The couple, who started their business 17 years ago, relies primarily on companies and institutions like the United Nations. Ms. Farrington said they had their best year two years ago, with roughly 50 events held aboard their boat. So far, not one event has been scheduled this year and the couple is relying on their savings and a federal loan from an emergency program to help businesses hurt by the pandemic.

“Even if people are back a little bit in the office, the executives are not willing to assume the risk of putting people together,” Ms. Farrington said. “It’s a risk factor so they’re still not organizing events, not for their employees and not for their clients. Manhattan has not come back. So for me, it’s a big problem.”

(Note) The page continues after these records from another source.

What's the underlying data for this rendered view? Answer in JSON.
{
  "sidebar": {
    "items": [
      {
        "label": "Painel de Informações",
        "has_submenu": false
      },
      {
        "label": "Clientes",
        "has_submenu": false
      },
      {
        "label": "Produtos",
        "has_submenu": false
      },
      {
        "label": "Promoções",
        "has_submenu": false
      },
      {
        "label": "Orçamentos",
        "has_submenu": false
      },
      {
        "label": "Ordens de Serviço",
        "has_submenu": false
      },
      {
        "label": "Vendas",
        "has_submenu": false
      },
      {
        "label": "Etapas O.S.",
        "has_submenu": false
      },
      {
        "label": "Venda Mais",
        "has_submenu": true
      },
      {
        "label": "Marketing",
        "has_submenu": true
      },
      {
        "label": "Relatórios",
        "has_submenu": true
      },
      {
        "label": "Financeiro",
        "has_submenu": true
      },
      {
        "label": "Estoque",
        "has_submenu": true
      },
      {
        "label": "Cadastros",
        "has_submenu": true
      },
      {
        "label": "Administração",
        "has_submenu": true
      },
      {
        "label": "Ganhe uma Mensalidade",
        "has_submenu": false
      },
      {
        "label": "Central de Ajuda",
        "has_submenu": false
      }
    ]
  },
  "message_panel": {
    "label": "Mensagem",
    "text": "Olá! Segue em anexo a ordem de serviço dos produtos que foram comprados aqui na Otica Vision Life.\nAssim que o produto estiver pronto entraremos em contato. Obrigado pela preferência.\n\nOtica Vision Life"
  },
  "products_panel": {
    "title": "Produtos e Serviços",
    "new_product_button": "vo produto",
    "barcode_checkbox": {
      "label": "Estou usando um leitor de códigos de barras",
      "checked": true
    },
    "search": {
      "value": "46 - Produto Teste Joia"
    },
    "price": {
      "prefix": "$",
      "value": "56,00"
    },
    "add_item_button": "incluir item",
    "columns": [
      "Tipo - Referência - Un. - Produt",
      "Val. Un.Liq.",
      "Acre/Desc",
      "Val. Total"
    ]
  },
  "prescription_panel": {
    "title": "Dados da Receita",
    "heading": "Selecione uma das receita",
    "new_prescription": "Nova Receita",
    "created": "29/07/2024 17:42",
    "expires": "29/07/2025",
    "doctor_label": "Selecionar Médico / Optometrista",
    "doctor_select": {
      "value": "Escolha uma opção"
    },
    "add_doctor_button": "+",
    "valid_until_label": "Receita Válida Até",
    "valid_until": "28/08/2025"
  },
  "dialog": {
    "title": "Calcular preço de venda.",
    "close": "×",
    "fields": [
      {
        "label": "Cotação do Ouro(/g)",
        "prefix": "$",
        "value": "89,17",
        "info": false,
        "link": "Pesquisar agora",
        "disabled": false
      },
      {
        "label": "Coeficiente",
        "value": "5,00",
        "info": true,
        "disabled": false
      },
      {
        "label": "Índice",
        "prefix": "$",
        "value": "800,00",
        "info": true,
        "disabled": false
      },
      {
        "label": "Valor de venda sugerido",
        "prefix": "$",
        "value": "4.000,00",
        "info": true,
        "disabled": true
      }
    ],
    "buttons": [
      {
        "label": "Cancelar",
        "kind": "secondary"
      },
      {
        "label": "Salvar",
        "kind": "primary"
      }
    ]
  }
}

Florie Huppert, an event planner in Manhattan who organizes lavish bar mitzvahs involving game kiosks and customized Nike sneakers, said he believed a key to feeling more secure about hosting large gatherings is higher vaccination rates among teenagers.

“Once the kids are vaccinated, I’m really back in business,” he said.

At the Ganesh Temple in Flushing, Queens, officially known as the Sri Maha Vallabha Ganapati Devasthanam, the director, Ravi Vaidyanaat, complained that no couple had booked a wedding in May, even on days considered auspicious in the Hindu calendar. And he still has plenty of slots the rest of the year.

The surge in Covid cases in India prompted some couples to cancel weddings, he said, especially because many involved having relatives travel from India. “This year, people are just not planning anything,” Mr. Vaidyanaat said. “They’re scared of the new variants.’’

Still, for those who decided to forge ahead with a party this year, it was certainly unlike most past celebrations. Mr. Ortiz, the D.J., recalled organizing a quinceañera in April that had been pushed back a year.

“The family I was playing for lost relatives,” he said. “I was joining them in their celebration but I was also joining them in their pain because not everybody was there. So it was emotional, more emotional than it would have been otherwise.”